Jared DeMott, researcher at Bromium, is expected to give a talk on a Control Flow Guard bypass that Microsoft disregarded as unimportant and unworthy of a bug bounty when it was disclosed to them at Blackhat in August.
Control Flow Guard is an exploit mitigation technology that was enabled in Windows 10 and in Windows 8.1 Update 3.
DeMott’s talk, “Gadgets Zoo: Bypassing Control Flow Guard in Windows 10”, is expected to explain an open source malware analysis tool, The Packer Attacker, which enables security researchers to de-obfuscate encrypted and encoded malware.

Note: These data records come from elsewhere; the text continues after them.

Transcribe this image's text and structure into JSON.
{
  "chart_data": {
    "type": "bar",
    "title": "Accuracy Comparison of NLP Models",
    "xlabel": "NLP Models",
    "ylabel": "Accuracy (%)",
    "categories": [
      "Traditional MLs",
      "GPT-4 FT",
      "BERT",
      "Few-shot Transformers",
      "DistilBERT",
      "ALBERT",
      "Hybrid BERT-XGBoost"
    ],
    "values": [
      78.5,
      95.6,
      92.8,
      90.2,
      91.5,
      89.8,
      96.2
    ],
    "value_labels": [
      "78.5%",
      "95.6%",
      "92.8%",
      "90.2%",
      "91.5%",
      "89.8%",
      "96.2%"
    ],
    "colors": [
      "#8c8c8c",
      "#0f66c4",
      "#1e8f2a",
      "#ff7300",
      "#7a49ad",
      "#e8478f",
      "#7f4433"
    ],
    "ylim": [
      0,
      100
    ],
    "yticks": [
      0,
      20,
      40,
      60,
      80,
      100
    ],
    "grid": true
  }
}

DeMott will also be introducing a new technique called “Stack DeSync”, which enables the bypass of Control Flow Guard.
According to Threatpost, Microsoft told DeMott that “it really only affects 32-bit apps running on 64-bit machines, and that it doesn’t affect all systems”. DeMott insisted “that IE runs as 32-bit by default on 64-bit Windows and this still fully affects the browser”.
The key to DeMott’s bypass is the use, or lack thereof, of Control Flow Integrity, a basic safety property. When combined, CFI and CFG create a formidable barrier. However, there are places where Microsoft only implements CFG, which does not protect return addresses on its own. The bypass corrupts the unprotected addresses, which eventually leads to return-oriented programming, a computer security exploit technique that allows an attacker to execute code in the presence of security defenses such as non-executable memory and code signing.
While the exploit is difficult to pull off, DeMott will be presenting it at DerbyCon, to a room full of cybersecurity professionals, hobbyists, and hackers. It’s difficult to say whether or not it’s falling into the right or wrong hands, but it’s definitely going into capable hands.